Whoa the power behind those words. I spent 22 years making it my will, my plan, the way I wanted it to be. I am sure He was up there getting a good laugh and how I thought I had it all together. That's exactly what it was, a thought. All those years of letting me try to do things on my own was leading me to the greatest blessing I have ever recieved…He took me down to rock bottom.
That is where I truly began to live.
I knew I was doing it all wrong I wanted my light to shine for Him but I was allowing it to be dimmed by my own silly pride to not fully give my life over to God. I kept making excuses for my childish behavior, running away from conflict, and lying to cover up the things I didn't want the world to know. Then last summer He revealed to the world everything I spent so much time covering up. All of my imperfections. If you know me well, you know I have spent a long time trying to be Perfect. Although, I have found freedom in knowing there are no perfect people.
I rode the church van to church every Sunday, Sunday night, and Wednesday. I helped with VBS, participated in youth, had a role in Christmas programs, and went to the church camps and retreats. I figured as long as I was doing what the world sees as being a Christian I was good to go…
Lets all have a BIG laugh right now.
Yet I wasn't building my relationship with Christ, I was building my relationship with the world. I craved to have a better relationship with Him but how could I show the world that I had been doing it all wrong for all these years. During beauty school I began to dig deeper in and that is when He started to reveal my ugly to me and to the world. I moved back home and got back into church…I could feel Him changing me but I still had to try and cover up all the things that wasn't perfect.

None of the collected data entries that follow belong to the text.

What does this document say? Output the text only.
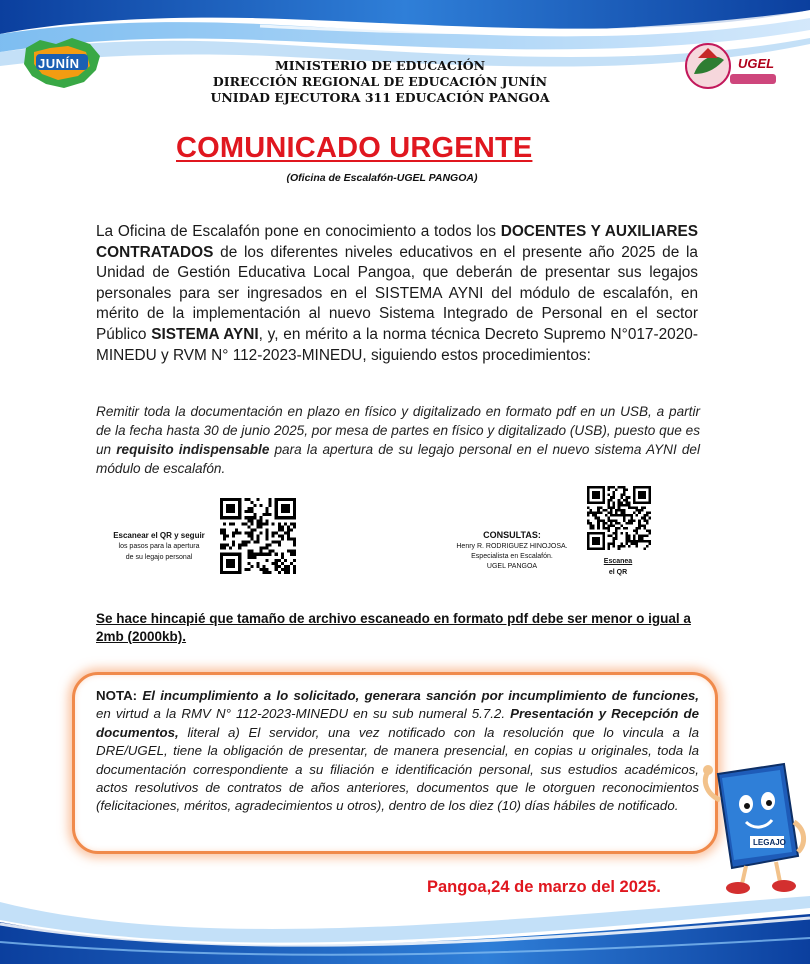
JUNÍN	UGEL
MINISTERIO DE EDUCACIÓN
DIRECCIÓN REGIONAL DE EDUCACIÓN JUNÍN
UNIDAD EJECUTORA 311 EDUCACIÓN PANGOA
COMUNICADO URGENTE
(Oficina de Escalafón-UGEL PANGOA)
La Oficina de Escalafón pone en conocimiento a todos los DOCENTES Y AUXILIARES CONTRATADOS de los diferentes niveles educativos en el presente año 2025 de la Unidad de Gestión Educativa Local Pangoa, que deberán de presentar sus legajos personales para ser ingresados en el SISTEMA AYNI del módulo de escalafón, en mérito de la implementación al nuevo Sistema Integrado de Personal en el sector Público SISTEMA AYNI, y, en mérito a la norma técnica Decreto Supremo N°017-2020-MINEDU y RVM N° 112-2023-MINEDU, siguiendo estos procedimientos:
Remitir toda la documentación en plazo en físico y digitalizado en formato pdf en un USB, a partir de la fecha hasta 30 de junio 2025, por mesa de partes en físico y digitalizado (USB), puesto que es un requisito indispensable para la apertura de su legajo personal en el nuevo sistema AYNI del módulo de escalafón.
Escanear el QR y seguir
los pasos para la apertura
de su legajo personal
CONSULTAS:
Henry R. RODRIGUEZ HINOJOSA.
Especialista en Escalafón.
UGEL PANGOA
Escanea
el QR
Se hace hincapié que tamaño de archivo escaneado en formato pdf debe ser menor o igual a 2mb (2000kb).
NOTA: El incumplimiento a lo solicitado, generara sanción por incumplimiento de funciones, en virtud a la RMV N° 112-2023-MINEDU en su sub numeral 5.7.2. Presentación y Recepción de documentos, literal a) El servidor, una vez notificado con la resolución que lo vincula a la DRE/UGEL, tiene la obligación de presentar, de manera presencial, en copias u originales, toda la documentación correspondiente a su filiación e identificación personal, sus estudios académicos, actos resolutivos de contratos de años anteriores, documentos que le otorguen reconocimientos (felicitaciones, méritos, agradecimientos u otros), dentro de los diez (10) días hábiles de notificado.
Pangoa,24 de marzo del 2025.
LEGAJO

Then it happened….what looked like the worst thing that could possibly happen to me actually turned out to be the best.
Last summer I had ran for far to long from all my problems and I was arrested for failure to appear on a suspended drivers licenses. I had to sit there for 5 days, for 5 days I talked to no one, I ate almost nothing, and just spent time praying and thinking. I had no emotion but I felt this peace on my heart because I knew my life was all in His hands at this point. If you would have asked me then how I felt about this situation I would have cried (a lot) and been very very embarrassed but a few short months after I seen the beauty in that very dark time I had to walk through. My life is His to do whatever He wants to do with it. If that means taking my mom at age 7,not having a relationship with my dad, living in several different homes throughout my life, and having to sit in jail for 5 days I am okay with that.
He has never left me even when I was far from Him. He has showed me His love through people, situations, and His word. I am giving up my life and leaving all I love behind to follow Him and His plan for me. It wont always be easy or beautiful but I am okay with that. I have questioned Him so many times… How can you love someone like me? There are so many people with their lives "together" why are you choosing me for this path? That's the beauty of this journey…I get to GO and live life with people who don't have it together but also may not have the peace that God is going to get them through it, I get to go love on people and show God's love to them just like He sent people to do that for me. I love His plan and the way He has made my life not harder than anyone elses just different.